# tractor respray



## Footy (Mar 3, 2012)

hello all,
I'm knew to this forum so excuse me 

I'm at the repsraying point of my Ursus Mercury 490 now, and i have got it sprayed by a company but I would like to take part in the spraying part of the restoration. I'm going to try and spray the mudgaurds or fenders. I dont know much about spraying but I have a compressor and a spray gun and other proper materials I need. 

I'm not really sure how much paint I need to do this, as I dont want to have a few cans left over.. :fineprint . How many cans do i need to do this with the primer already layed? (litres)

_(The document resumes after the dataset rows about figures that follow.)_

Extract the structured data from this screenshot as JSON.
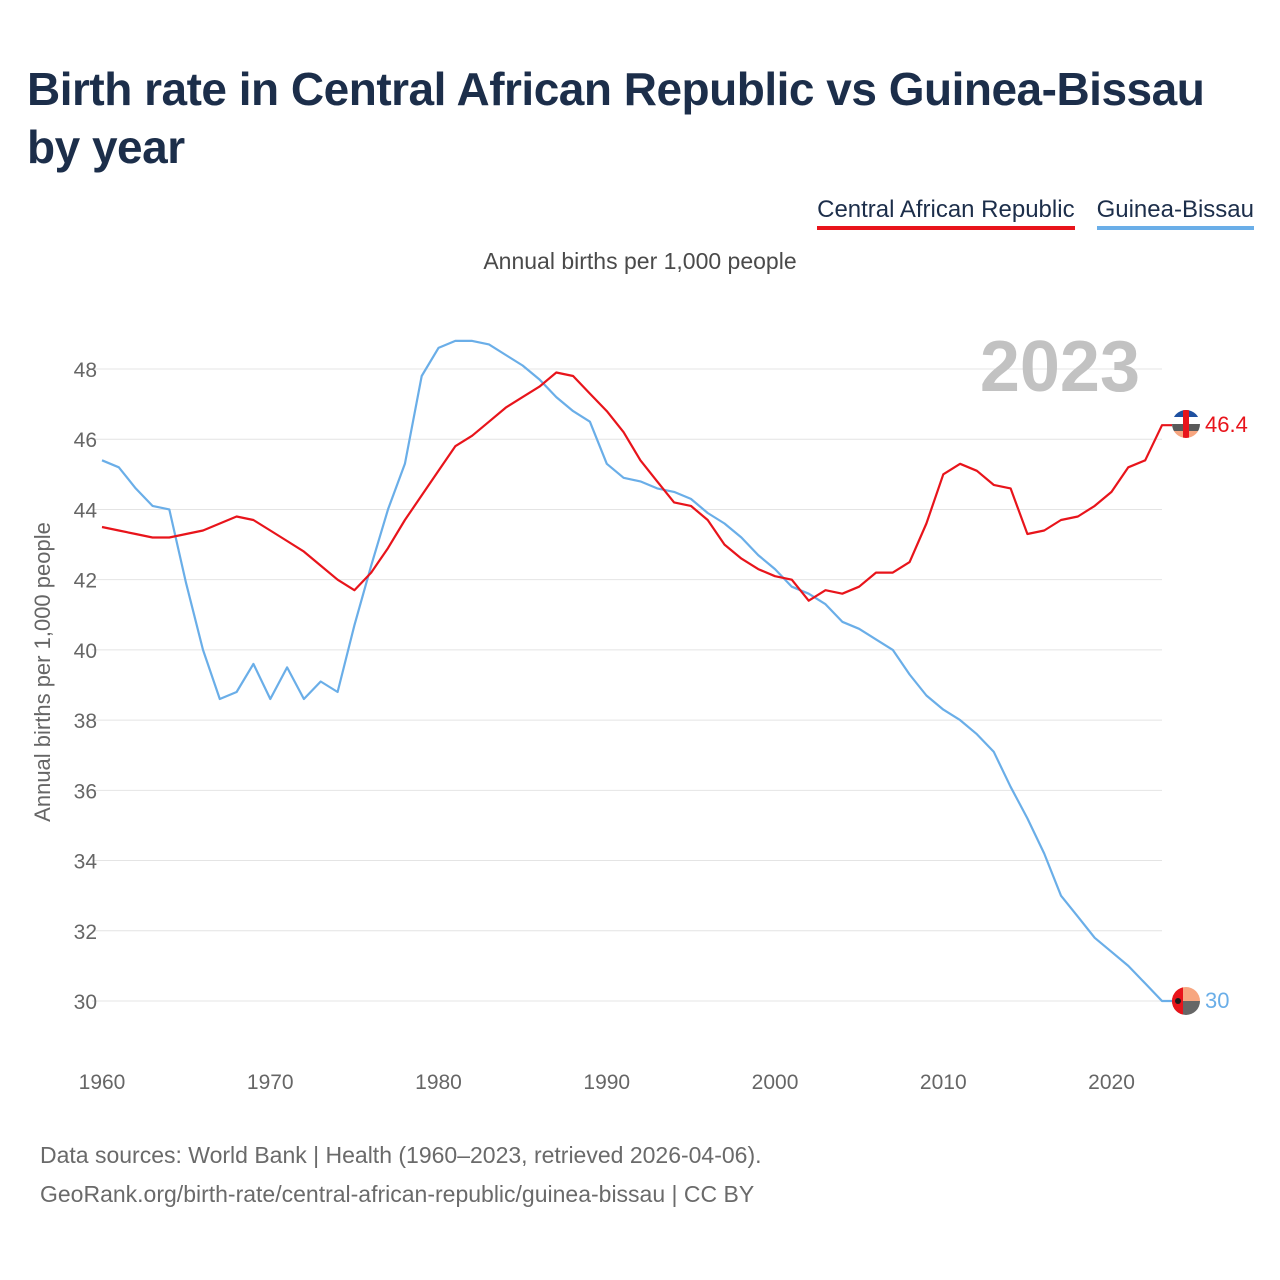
{
  "title": "Birth rate in Central African Republic vs Guinea-Bissau by year",
  "subtitle": "Annual births per 1,000 people",
  "footer": {
    "line1": "Data sources: World Bank | Health (1960–2023, retrieved 2026-04-06).",
    "line2": "GeoRank.org/birth-rate/central-african-republic/guinea-bissau | CC BY"
  },
  "chart_data": {
    "type": "line",
    "title": "Birth rate in Central African Republic vs Guinea-Bissau by year",
    "ylabel": "Annual births per 1,000 people",
    "xlabel": "",
    "xlim": [
      1960,
      2023
    ],
    "ylim": [
      29,
      49.5
    ],
    "yticks": [
      30,
      32,
      34,
      36,
      38,
      40,
      42,
      44,
      46,
      48
    ],
    "xticks": [
      1960,
      1970,
      1980,
      1990,
      2000,
      2010,
      2020
    ],
    "year_label": "2023",
    "legend_position": "top-right",
    "grid": true,
    "x": [
      1960,
      1961,
      1962,
      1963,
      1964,
      1965,
      1966,
      1967,
      1968,
      1969,
      1970,
      1971,
      1972,
      1973,
      1974,
      1975,
      1976,
      1977,
      1978,
      1979,
      1980,
      1981,
      1982,
      1983,
      1984,
      1985,
      1986,
      1987,
      1988,
      1989,
      1990,
      1991,
      1992,
      1993,
      1994,
      1995,
      1996,
      1997,
      1998,
      1999,
      2000,
      2001,
      2002,
      2003,
      2004,
      2005,
      2006,
      2007,
      2008,
      2009,
      2010,
      2011,
      2012,
      2013,
      2014,
      2015,
      2016,
      2017,
      2018,
      2019,
      2020,
      2021,
      2022,
      2023
    ],
    "series": [
      {
        "name": "Central African Republic",
        "color": "#e8141b",
        "end_label": "46.4",
        "values": [
          43.5,
          43.4,
          43.3,
          43.2,
          43.2,
          43.3,
          43.4,
          43.6,
          43.8,
          43.7,
          43.4,
          43.1,
          42.8,
          42.4,
          42.0,
          41.7,
          42.2,
          42.9,
          43.7,
          44.4,
          45.1,
          45.8,
          46.1,
          46.5,
          46.9,
          47.2,
          47.5,
          47.9,
          47.8,
          47.3,
          46.8,
          46.2,
          45.4,
          44.8,
          44.2,
          44.1,
          43.7,
          43.0,
          42.6,
          42.3,
          42.1,
          42.0,
          41.4,
          41.7,
          41.6,
          41.8,
          42.2,
          42.2,
          42.5,
          43.6,
          45.0,
          45.3,
          45.1,
          44.7,
          44.6,
          43.3,
          43.4,
          43.7,
          43.8,
          44.1,
          44.5,
          45.2,
          45.4,
          46.4
        ]
      },
      {
        "name": "Guinea-Bissau",
        "color": "#6aaee8",
        "end_label": "30",
        "values": [
          45.4,
          45.2,
          44.6,
          44.1,
          44.0,
          41.9,
          40.0,
          38.6,
          38.8,
          39.6,
          38.6,
          39.5,
          38.6,
          39.1,
          38.8,
          40.7,
          42.4,
          44.0,
          45.3,
          47.8,
          48.6,
          48.8,
          48.8,
          48.7,
          48.4,
          48.1,
          47.7,
          47.2,
          46.8,
          46.5,
          45.3,
          44.9,
          44.8,
          44.6,
          44.5,
          44.3,
          43.9,
          43.6,
          43.2,
          42.7,
          42.3,
          41.8,
          41.6,
          41.3,
          40.8,
          40.6,
          40.3,
          40.0,
          39.3,
          38.7,
          38.3,
          38.0,
          37.6,
          37.1,
          36.1,
          35.2,
          34.2,
          33.0,
          32.4,
          31.8,
          31.4,
          31.0,
          30.5,
          30.0
        ]
      }
    ]
  }
}
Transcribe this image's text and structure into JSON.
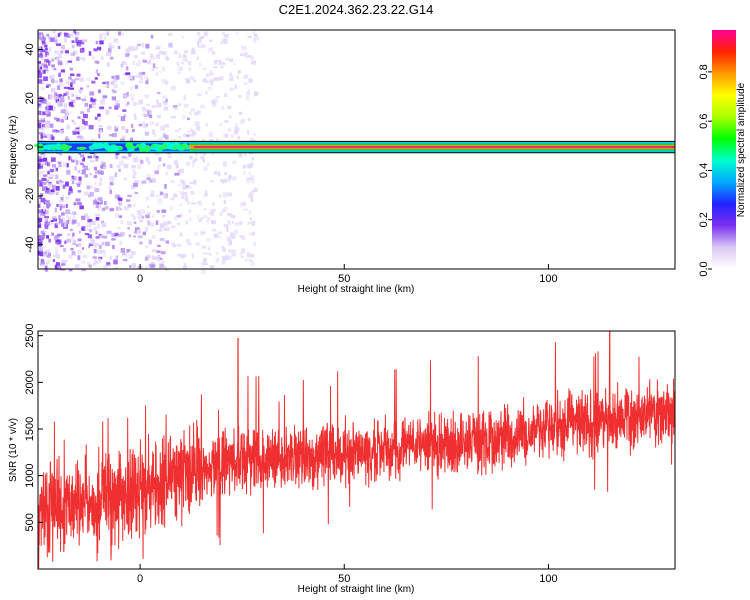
{
  "title": "C2E1.2024.362.23.22.G14",
  "chart_data": [
    {
      "type": "heatmap",
      "name": "spectrogram",
      "xlabel": "Height of straight line (km)",
      "ylabel": "Frequency (Hz)",
      "xlim": [
        -25,
        131
      ],
      "ylim": [
        -50,
        48
      ],
      "xticks": [
        0,
        50,
        100
      ],
      "yticks": [
        -40,
        -20,
        0,
        20,
        40
      ],
      "colorbar": {
        "label": "Normalized spectral amplitude",
        "range": [
          0,
          0.97
        ],
        "ticks": [
          0.0,
          0.2,
          0.4,
          0.6,
          0.8
        ],
        "colors": [
          "#ffffff",
          "#d9c8f5",
          "#7b2ff0",
          "#2222ff",
          "#00aaff",
          "#00ffcc",
          "#00ff00",
          "#aaff00",
          "#ffff00",
          "#ff9900",
          "#ff2200",
          "#ff0099"
        ]
      },
      "signal_band": {
        "center_hz": 0,
        "half_width_hz": 1.5
      },
      "noise_extent_km": [
        -25,
        28
      ]
    },
    {
      "type": "line",
      "name": "snr",
      "xlabel": "Height of straight line (km)",
      "ylabel": "SNR (10 * v/v)",
      "xlim": [
        -25,
        131
      ],
      "ylim": [
        0,
        2550
      ],
      "xticks": [
        0,
        50,
        100
      ],
      "yticks": [
        500,
        1000,
        1500,
        2000,
        2500
      ],
      "color": "#f03030",
      "trend": [
        {
          "x": -25,
          "y": 620
        },
        {
          "x": -10,
          "y": 700
        },
        {
          "x": 0,
          "y": 850
        },
        {
          "x": 10,
          "y": 1000
        },
        {
          "x": 25,
          "y": 1150
        },
        {
          "x": 50,
          "y": 1250
        },
        {
          "x": 75,
          "y": 1350
        },
        {
          "x": 90,
          "y": 1430
        },
        {
          "x": 100,
          "y": 1520
        },
        {
          "x": 115,
          "y": 1600
        },
        {
          "x": 131,
          "y": 1680
        }
      ],
      "peaks": [
        {
          "x": 24,
          "y": 2470
        },
        {
          "x": 115,
          "y": 2560
        }
      ]
    }
  ]
}
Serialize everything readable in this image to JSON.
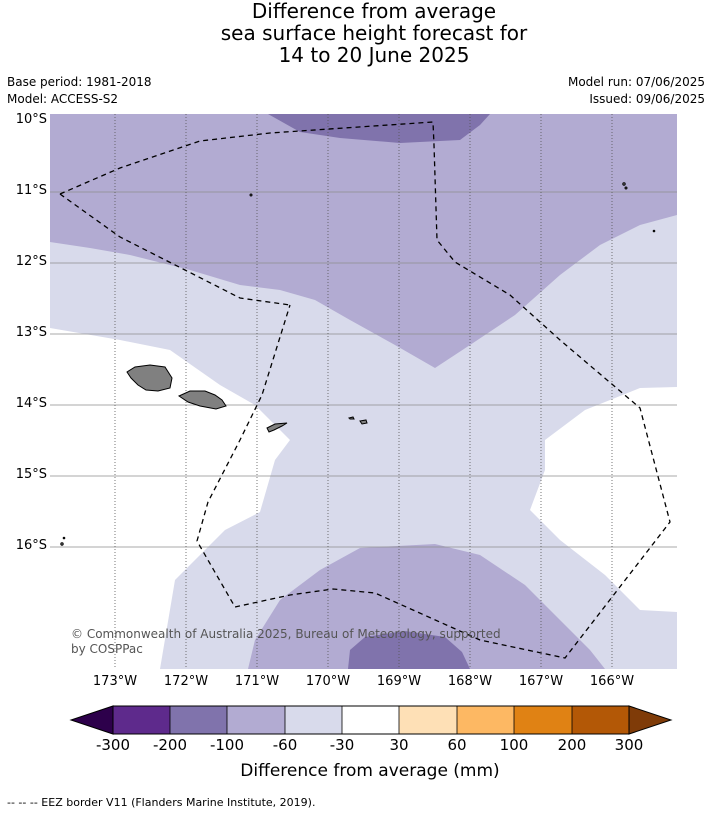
{
  "title": {
    "line1": "Difference from average",
    "line2": "sea surface height forecast for",
    "line3": "14 to 20 June 2025"
  },
  "meta": {
    "base_period": "Base period: 1981-2018",
    "model": "Model: ACCESS-S2",
    "model_run": "Model run: 07/06/2025",
    "issued": "Issued: 09/06/2025"
  },
  "map": {
    "lat_labels": [
      "10°S",
      "11°S",
      "12°S",
      "13°S",
      "14°S",
      "15°S",
      "16°S"
    ],
    "lon_labels": [
      "173°W",
      "172°W",
      "171°W",
      "170°W",
      "169°W",
      "168°W",
      "167°W",
      "166°W"
    ],
    "copyright_line1": "© Commonwealth of Australia 2025, Bureau of Meteorology, supported",
    "copyright_line2": "by COSPPac",
    "land_color": "#808080",
    "eez_style": "dashed black"
  },
  "legend": {
    "title": "Difference from average (mm)",
    "tick_labels": [
      "-300",
      "-200",
      "-100",
      "-60",
      "-30",
      "30",
      "60",
      "100",
      "200",
      "300"
    ],
    "colors": {
      "below_-300": "#2d004b",
      "-300_-200": "#5e2a8c",
      "-200_-100": "#8073ac",
      "-100_-60": "#b2abd2",
      "-60_-30": "#d8daeb",
      "-30_30": "#ffffff",
      "30_60": "#fee0b6",
      "60_100": "#fdb863",
      "100_200": "#e08214",
      "200_300": "#b35806",
      "above_300": "#7f3b08"
    }
  },
  "footnote": "--  --  -- EEZ border V11 (Flanders Marine Institute, 2019)."
}
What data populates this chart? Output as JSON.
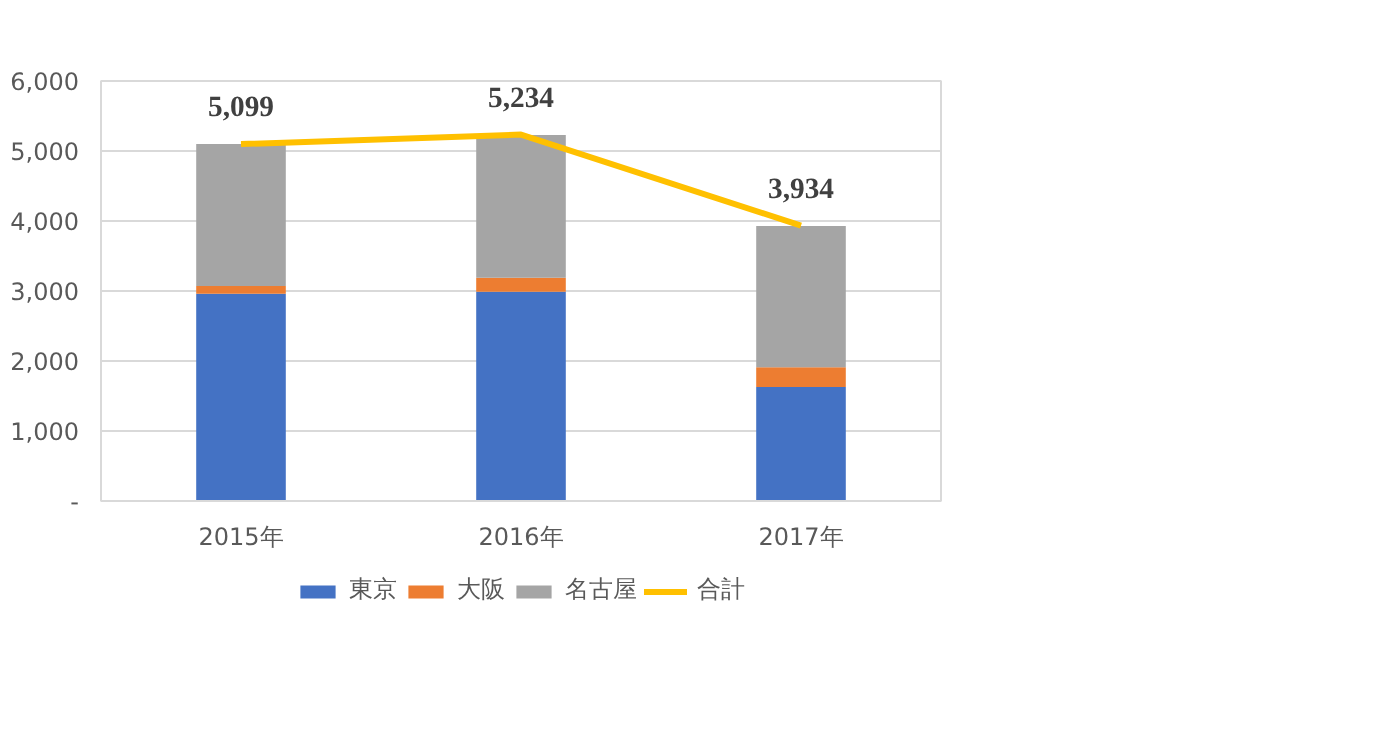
{
  "chart_data": {
    "type": "bar",
    "stacked": true,
    "categories": [
      "2015年",
      "2016年",
      "2017年"
    ],
    "series": [
      {
        "name": "東京",
        "color": "#4472c4",
        "values": [
          2960,
          2990,
          1630
        ]
      },
      {
        "name": "大阪",
        "color": "#ed7d31",
        "values": [
          110,
          200,
          280
        ]
      },
      {
        "name": "名古屋",
        "color": "#a5a5a5",
        "values": [
          2030,
          2040,
          2020
        ]
      },
      {
        "name": "合計",
        "type": "line",
        "color": "#ffc000",
        "values": [
          5099,
          5234,
          3934
        ],
        "value_labels": [
          "5,099",
          "5,234",
          "3,934"
        ]
      }
    ],
    "ylim": [
      0,
      6000
    ],
    "yticks": [
      {
        "value": 0,
        "label": "-"
      },
      {
        "value": 1000,
        "label": "1,000"
      },
      {
        "value": 2000,
        "label": "2,000"
      },
      {
        "value": 3000,
        "label": "3,000"
      },
      {
        "value": 4000,
        "label": "4,000"
      },
      {
        "value": 5000,
        "label": "5,000"
      },
      {
        "value": 6000,
        "label": "6,000"
      }
    ],
    "grid": "y",
    "legend": "bottom"
  }
}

Are these points ok for the spraying? 
1. Sand down the fenders
2. tack cloth or decreaser
3. primer
4. then 3 coats of the Ursus orange
Is this a good method of getting a good finish? 

any tips welcomed  

Sorry for the long read


----------



## Mattystang (Jan 10, 2012)

I've been painting my mower this winter as well. I did the following;
1. Sand down
2. Wash with water and a little dish soap
3. Degreaser
4. Mineral Spirits
5. Primer
6. Paint


----------



## Footy (Mar 3, 2012)

Cool, In term of how much paint you used? would 1 litre of paint go along way?Silly question, but I have no idea!
Thanks for the reply


----------



## Thomas (Nov 1, 2006)

Welcome to TF Footy.


----------



## pogobill (Jan 31, 2012)

In regards to the amount of paint you are going to need, best talk to your paint supplier. A liter of paint should cover a certain square footage, and multiplied by the number of coats should give you a quantity. If your supplier is a good one, he should help you out with this, or it may even be written on the side of the can. I don't suspect that you'll need very much paint to do the mud guards and fenders.
Cheers


----------



## Mattystang (Jan 10, 2012)

Don't know, I used rattle cans.


----------



## Footy (Mar 3, 2012)

thanks for the replys! I may contact the supplier of the paint to see what they say about quantity.


----------



## Footy (Mar 3, 2012)

Just another question, Has anyone any idea's of what primer i should get? theres loads of different types and not sure which one to use. And after applying the paint should I spray a clear coat over that, or will it be fine without the clear coat?


----------